The Art of Using Stripes in Interior Design
Stripes are among the oldest and most versatile patterns in interior design — equally at home in a formal dining room, a coastal bedroom, and a bohemian living space. Their power lies in directionality: stripes guide the eye, manipulate proportion, and create rhythm on any surface to which they are applied.
Horizontal Stripes
Horizontal stripes widen. Applied to walls, they make narrow rooms feel broader. On upholstery, they visually expand the piece. The effect is strongest with high-contrast color pairs (navy and white, black and cream) and diminishes with lower contrast (tone-on-tone stripes in similar values). Wide horizontal stripes (15 centimeters or more) create bold, contemporary statements. Narrow stripes (under 5 centimeters) produce a more refined, traditional effect.
Vertical Stripes
Vertical stripes heighten. On walls, they draw the eye upward and make ceilings appear taller. In drapery, they add formality and visual length. Pinstripes — very narrow vertical lines on a solid ground — add texture without asserting pattern, making them suitable for spaces where bold stripes might overwhelm.
Mixing Stripe Scales
Combining stripes of different widths — a wide-striped rug with narrow-striped cushions, for instance — creates layered visual interest without pattern conflict. The key is maintaining a shared color palette across the different stripe scales. Two striped elements in the same room work when they share colors; they clash when the colors diverge.
Stripes and Solids
The most successful striped interiors balance the pattern with solid-color surfaces. A striped accent wall paired with solid-color furnishings allows the stripes to command attention without competition. A striped sofa in an otherwise pattern-free room becomes a bold focal point.

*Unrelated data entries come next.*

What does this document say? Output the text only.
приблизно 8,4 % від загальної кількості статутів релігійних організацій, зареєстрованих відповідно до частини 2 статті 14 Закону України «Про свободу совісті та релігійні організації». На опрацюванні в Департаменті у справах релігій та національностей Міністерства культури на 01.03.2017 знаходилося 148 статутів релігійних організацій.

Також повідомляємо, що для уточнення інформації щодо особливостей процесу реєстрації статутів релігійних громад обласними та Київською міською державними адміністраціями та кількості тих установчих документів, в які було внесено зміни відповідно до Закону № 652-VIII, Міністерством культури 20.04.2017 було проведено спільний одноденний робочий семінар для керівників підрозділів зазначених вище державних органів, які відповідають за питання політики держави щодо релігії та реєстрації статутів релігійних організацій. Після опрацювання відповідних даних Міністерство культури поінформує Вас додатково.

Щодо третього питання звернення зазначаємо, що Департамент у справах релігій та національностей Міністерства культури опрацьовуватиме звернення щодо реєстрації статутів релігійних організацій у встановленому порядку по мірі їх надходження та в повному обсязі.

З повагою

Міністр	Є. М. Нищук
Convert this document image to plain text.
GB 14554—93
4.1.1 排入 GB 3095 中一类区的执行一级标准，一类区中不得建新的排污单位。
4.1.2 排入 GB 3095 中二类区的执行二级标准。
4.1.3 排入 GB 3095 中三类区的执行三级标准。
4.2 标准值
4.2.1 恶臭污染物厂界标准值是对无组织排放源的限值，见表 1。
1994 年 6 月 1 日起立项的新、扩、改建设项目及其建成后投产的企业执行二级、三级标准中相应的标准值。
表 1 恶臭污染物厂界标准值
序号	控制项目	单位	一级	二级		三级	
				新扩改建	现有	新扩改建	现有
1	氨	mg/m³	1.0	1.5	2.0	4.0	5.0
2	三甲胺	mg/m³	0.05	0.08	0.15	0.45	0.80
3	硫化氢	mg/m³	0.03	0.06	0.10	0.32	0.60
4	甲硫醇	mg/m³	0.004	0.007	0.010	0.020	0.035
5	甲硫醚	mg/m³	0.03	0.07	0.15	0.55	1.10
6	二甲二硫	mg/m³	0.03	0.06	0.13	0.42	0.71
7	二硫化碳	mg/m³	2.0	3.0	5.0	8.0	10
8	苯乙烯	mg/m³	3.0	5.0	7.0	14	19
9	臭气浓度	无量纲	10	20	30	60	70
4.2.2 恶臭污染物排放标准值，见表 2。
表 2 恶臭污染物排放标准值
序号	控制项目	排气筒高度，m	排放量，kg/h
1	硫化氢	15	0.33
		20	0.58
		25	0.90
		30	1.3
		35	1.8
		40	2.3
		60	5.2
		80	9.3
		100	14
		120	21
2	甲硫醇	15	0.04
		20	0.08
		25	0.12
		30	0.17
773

The ratio of striped to solid surfaces should generally favor solids — stripes are most effective when they have visual breathing room.
Materials and Applications
Painted wall stripes — achieved with careful taping and two paint colors — create architectural-scale pattern without wallpaper’s commitment. Striped area rugs ground furniture groupings and define zones within open-plan spaces. Striped textiles — curtains, cushions, upholstery — introduce pattern at a scale that is easily updated.
Ticking stripe fabric — the narrow, even stripe originally used for mattress covers — carries a casual, classic quality that works in virtually any setting. Available in dozens of color combinations, ticking stripe is one of the most reliable pattern choices for anyone uncertain about incorporating stripes for the first time.
When to Exercise Restraint
Stripes on every surface create visual vibration that most occupants find fatiguing. The pattern is strong medicine — effective in measured doses, overwhelming in excess. One major striped element per room is generally sufficient. If the walls are striped, keep the furnishings solid. If the rug is boldly striped, let the walls rest. The stripe should be the room’s heartbeat, not its entire nervous system.